Debt settlements are an alternative to bankruptcy that can provide peace of mind. No longer do you have to endure the continuing telephone calls, final notices and other onerous collection tactics used by harassing creditors.
Almost immediately, you experience the stress relief. However, it is important to note that while you solved a problem, you did not necessarily save any money.
Receiving a 1099-C for the previous tax year likely brings more questions than answers. The tax document is issued to taxpayers when banks cancel debts following agreements with creditors to pay lesser amounts on their bills.
The difference from the original amount to the settlement is reported on the form. If the amount remaining is $600 or more, the IRS considers it taxable income.

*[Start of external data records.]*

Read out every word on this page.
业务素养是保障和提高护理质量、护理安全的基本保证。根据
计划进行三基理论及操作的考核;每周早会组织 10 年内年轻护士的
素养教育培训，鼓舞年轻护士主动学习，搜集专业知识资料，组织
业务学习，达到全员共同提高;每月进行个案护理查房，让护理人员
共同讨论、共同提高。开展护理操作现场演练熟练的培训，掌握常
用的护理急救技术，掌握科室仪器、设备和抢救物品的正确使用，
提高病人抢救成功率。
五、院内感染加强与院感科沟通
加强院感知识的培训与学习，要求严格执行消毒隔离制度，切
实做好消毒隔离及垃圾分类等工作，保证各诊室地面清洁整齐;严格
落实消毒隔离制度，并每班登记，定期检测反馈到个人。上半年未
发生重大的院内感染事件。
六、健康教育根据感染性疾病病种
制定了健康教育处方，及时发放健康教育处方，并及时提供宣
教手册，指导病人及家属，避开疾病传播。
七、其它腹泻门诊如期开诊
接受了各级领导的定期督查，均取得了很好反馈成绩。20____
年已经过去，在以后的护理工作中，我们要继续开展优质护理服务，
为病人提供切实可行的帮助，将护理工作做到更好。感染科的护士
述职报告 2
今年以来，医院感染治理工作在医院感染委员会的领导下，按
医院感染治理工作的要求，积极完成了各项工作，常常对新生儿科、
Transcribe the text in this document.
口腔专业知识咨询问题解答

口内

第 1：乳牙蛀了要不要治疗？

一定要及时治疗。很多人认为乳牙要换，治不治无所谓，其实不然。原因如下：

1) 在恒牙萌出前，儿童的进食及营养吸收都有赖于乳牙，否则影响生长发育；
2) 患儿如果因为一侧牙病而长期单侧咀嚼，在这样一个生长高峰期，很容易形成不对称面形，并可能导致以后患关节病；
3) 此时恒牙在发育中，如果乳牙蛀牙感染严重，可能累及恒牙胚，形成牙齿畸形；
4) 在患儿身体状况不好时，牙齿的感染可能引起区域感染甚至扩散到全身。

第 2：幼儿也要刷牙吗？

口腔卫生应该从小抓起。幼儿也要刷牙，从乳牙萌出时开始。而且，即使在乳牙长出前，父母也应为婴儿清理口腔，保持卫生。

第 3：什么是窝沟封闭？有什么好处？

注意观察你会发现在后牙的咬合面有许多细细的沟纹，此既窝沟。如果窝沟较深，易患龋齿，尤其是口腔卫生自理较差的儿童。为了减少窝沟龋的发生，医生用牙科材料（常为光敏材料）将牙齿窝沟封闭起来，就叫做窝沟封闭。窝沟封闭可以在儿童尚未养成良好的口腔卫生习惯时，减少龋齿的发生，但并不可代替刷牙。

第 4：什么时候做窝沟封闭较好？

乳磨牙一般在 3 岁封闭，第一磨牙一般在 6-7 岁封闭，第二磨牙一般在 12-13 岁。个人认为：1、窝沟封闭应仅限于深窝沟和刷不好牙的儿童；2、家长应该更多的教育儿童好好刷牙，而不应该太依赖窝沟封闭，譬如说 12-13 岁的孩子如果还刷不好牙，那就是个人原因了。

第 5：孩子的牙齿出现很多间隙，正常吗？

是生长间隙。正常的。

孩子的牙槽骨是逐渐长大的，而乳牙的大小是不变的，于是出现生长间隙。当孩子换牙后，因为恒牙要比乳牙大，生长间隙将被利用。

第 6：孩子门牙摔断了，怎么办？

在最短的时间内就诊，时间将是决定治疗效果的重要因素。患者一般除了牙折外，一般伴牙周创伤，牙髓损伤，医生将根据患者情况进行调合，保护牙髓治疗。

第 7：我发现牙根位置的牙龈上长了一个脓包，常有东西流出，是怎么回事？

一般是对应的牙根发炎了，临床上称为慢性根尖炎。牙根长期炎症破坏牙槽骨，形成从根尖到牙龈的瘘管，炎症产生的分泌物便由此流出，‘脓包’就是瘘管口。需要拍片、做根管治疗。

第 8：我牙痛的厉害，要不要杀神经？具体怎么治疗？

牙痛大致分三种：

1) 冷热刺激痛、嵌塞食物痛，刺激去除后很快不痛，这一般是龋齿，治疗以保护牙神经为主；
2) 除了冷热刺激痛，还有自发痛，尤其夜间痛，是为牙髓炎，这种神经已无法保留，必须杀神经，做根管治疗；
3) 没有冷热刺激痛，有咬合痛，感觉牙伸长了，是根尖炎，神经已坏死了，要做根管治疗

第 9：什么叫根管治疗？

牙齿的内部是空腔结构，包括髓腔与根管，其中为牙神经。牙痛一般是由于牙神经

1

Unlike bankruptcies, debt settlements have tax consequences. Depending on the amount reported on the 1099-C, debt relief represents only a temporary respite. Instead of owing a credit card company, you are now in debt to the largest, most powerful collection agency in the country.
In addition to debt settlements, a 1099-C is also issued under the following circumstances:
- Non-payment of a debt for at least three years combined with no collection activity over the past year
- Forgiveness or nonpayment of a foreclosure deficiency, specifically the difference owed based on the value of the home
- A home sold in a short sale where the lender agrees to pay less than was due
Pursuing relief from debts through negotiations or bankruptcy filings has numerous benefits. However, they also have certain consequences. An attorney experienced in both bankruptcy and tax law can be your best asset and advocate.